Every Time You Open Your Phone
Open social media, and a glamorous world floods your screen. Luxury restaurants, exotic vacations, successful careers, perfect relationships. Turn on YouTube, and people living their "ideal" lives are talking right at you.
Without realizing it, have we started focusing only on "what we lack"?
There's nothing wrong with admiration itself. But is that admiration truly coming from within you? Or have you just convinced yourself that "I should be like this too" after seeing someone else's life?
If social media and YouTube didn't exist—
what would you want?
Are You Living Someone Else's Life?
When did the definition of "success" become something others decide for us?
Income, follower count, where you live, what you own. How much time do you spend measuring yourself by these metrics and comparing yourself to others?
Of course, having goals is important. But whose goals are they?
Is what you're chasing
truly what you yourself want?
A Simple Question
Let's pause here and think for a moment.
What truly matters in your life?
You might feel like you don't know. That's natural. In the busyness of daily life, we rarely have time to sit with this question.

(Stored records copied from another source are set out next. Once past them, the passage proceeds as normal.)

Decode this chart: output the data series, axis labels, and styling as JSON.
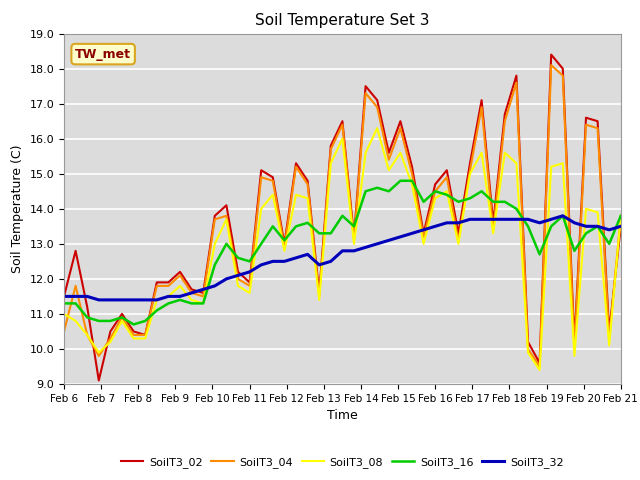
{
  "title": "Soil Temperature Set 3",
  "xlabel": "Time",
  "ylabel": "Soil Temperature (C)",
  "ylim": [
    9.0,
    19.0
  ],
  "yticks": [
    9.0,
    10.0,
    11.0,
    12.0,
    13.0,
    14.0,
    15.0,
    16.0,
    17.0,
    18.0,
    19.0
  ],
  "xtick_labels": [
    "Feb 6",
    "Feb 7",
    "Feb 8",
    "Feb 9",
    "Feb 10",
    "Feb 11",
    "Feb 12",
    "Feb 13",
    "Feb 14",
    "Feb 15",
    "Feb 16",
    "Feb 17",
    "Feb 18",
    "Feb 19",
    "Feb 20",
    "Feb 21"
  ],
  "annotation_text": "TW_met",
  "annotation_color": "#8B0000",
  "annotation_bg": "#FFFFCC",
  "annotation_border": "#DAA520",
  "plot_bg_color": "#DCDCDC",
  "fig_bg_color": "#FFFFFF",
  "grid_color": "#FFFFFF",
  "series_names": [
    "SoilT3_02",
    "SoilT3_04",
    "SoilT3_08",
    "SoilT3_16",
    "SoilT3_32"
  ],
  "series_colors": [
    "#CC0000",
    "#FF8C00",
    "#FFFF00",
    "#00CC00",
    "#0000BB"
  ],
  "series_linewidths": [
    1.5,
    1.5,
    1.5,
    1.8,
    2.2
  ],
  "series_values": {
    "SoilT3_02": [
      11.5,
      12.8,
      11.2,
      9.1,
      10.5,
      11.0,
      10.5,
      10.4,
      11.9,
      11.9,
      12.2,
      11.7,
      11.6,
      13.8,
      14.1,
      12.2,
      11.9,
      15.1,
      14.9,
      13.0,
      15.3,
      14.8,
      11.6,
      15.8,
      16.5,
      13.2,
      17.5,
      17.1,
      15.6,
      16.5,
      15.2,
      13.3,
      14.7,
      15.1,
      13.3,
      15.3,
      17.1,
      13.6,
      16.7,
      17.8,
      10.2,
      9.6,
      18.4,
      18.0,
      10.2,
      16.6,
      16.5,
      10.5,
      13.5
    ],
    "SoilT3_04": [
      10.5,
      11.8,
      10.4,
      9.8,
      10.3,
      10.9,
      10.4,
      10.4,
      11.8,
      11.8,
      12.1,
      11.6,
      11.5,
      13.7,
      13.8,
      12.0,
      11.8,
      14.9,
      14.8,
      12.9,
      15.2,
      14.7,
      11.5,
      15.7,
      16.4,
      13.1,
      17.3,
      16.9,
      15.4,
      16.3,
      15.0,
      13.2,
      14.5,
      14.9,
      13.1,
      15.1,
      16.9,
      13.4,
      16.5,
      17.6,
      10.0,
      9.5,
      18.1,
      17.8,
      10.0,
      16.4,
      16.3,
      10.3,
      13.8
    ],
    "SoilT3_08": [
      11.0,
      10.8,
      10.4,
      9.9,
      10.2,
      10.8,
      10.3,
      10.3,
      11.4,
      11.5,
      11.8,
      11.4,
      11.3,
      13.0,
      13.7,
      11.8,
      11.6,
      14.0,
      14.4,
      12.8,
      14.4,
      14.3,
      11.4,
      15.3,
      16.0,
      13.0,
      15.6,
      16.3,
      15.1,
      15.6,
      14.7,
      13.0,
      14.3,
      14.5,
      13.0,
      15.0,
      15.6,
      13.3,
      15.6,
      15.3,
      9.9,
      9.4,
      15.2,
      15.3,
      9.8,
      14.0,
      13.9,
      10.1,
      13.8
    ],
    "SoilT3_16": [
      11.3,
      11.3,
      10.9,
      10.8,
      10.8,
      10.9,
      10.7,
      10.8,
      11.1,
      11.3,
      11.4,
      11.3,
      11.3,
      12.4,
      13.0,
      12.6,
      12.5,
      13.0,
      13.5,
      13.1,
      13.5,
      13.6,
      13.3,
      13.3,
      13.8,
      13.5,
      14.5,
      14.6,
      14.5,
      14.8,
      14.8,
      14.2,
      14.5,
      14.4,
      14.2,
      14.3,
      14.5,
      14.2,
      14.2,
      14.0,
      13.5,
      12.7,
      13.5,
      13.8,
      12.8,
      13.3,
      13.5,
      13.0,
      13.8
    ],
    "SoilT3_32": [
      11.5,
      11.5,
      11.5,
      11.4,
      11.4,
      11.4,
      11.4,
      11.4,
      11.4,
      11.5,
      11.5,
      11.6,
      11.7,
      11.8,
      12.0,
      12.1,
      12.2,
      12.4,
      12.5,
      12.5,
      12.6,
      12.7,
      12.4,
      12.5,
      12.8,
      12.8,
      12.9,
      13.0,
      13.1,
      13.2,
      13.3,
      13.4,
      13.5,
      13.6,
      13.6,
      13.7,
      13.7,
      13.7,
      13.7,
      13.7,
      13.7,
      13.6,
      13.7,
      13.8,
      13.6,
      13.5,
      13.5,
      13.4,
      13.5
    ]
  }
}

There's no need to rush to an answer. What matters is keeping this question somewhere in your heart.
On the last day of your life,
what would you want to say "I'm glad I did this" about?
Happiness Runs Away When You Chase It
When we think "I want to be happy," we tend to see happiness as something out there in the future. Once I get this, once I achieve that, then I'll be happy.
But strangely, even after getting "this" or "that," another "this" or "that" appears.
Perhaps happiness isn't something to chase, but something to notice in this present moment.
What happiness already exists
in your life right now?
What Is Your True Self?
We often hear the phrase "I want to find my true self." As if it's a hidden treasure waiting to be discovered somewhere.
But is the true self something to "find"? Or is it something we "create" through our daily choices?
Or perhaps, the "true self" doesn't exist as something fixed—maybe it's more like a constantly flowing river.
I don't have the answer. But I believe there's meaning in continuing to hold this question.
How do you think about
your "true self"?
Living with Questions
After reading this article, you may not have found any clear answers. In fact, you might have even more questions now.
But I think that's okay.
What matters in life isn't having the right answers, but holding the right questions.
Don't be distracted by others' glamorous lives. Ask yourself. In that quiet time of self-reflection, your own answers are waiting.
What matters isn't giving answers, but realizing things for yourself through questions.
In Closing
This article cannot give you "the answer." But if even one question stayed with you, please treasure it.
In your daily life, when a quiet moment comes, remember that question. There's no need to rush to an answer. Just living with questions—that itself might be the first step toward a life that's truly yours.
What truly matters to you?
The answer is nowhere but within you.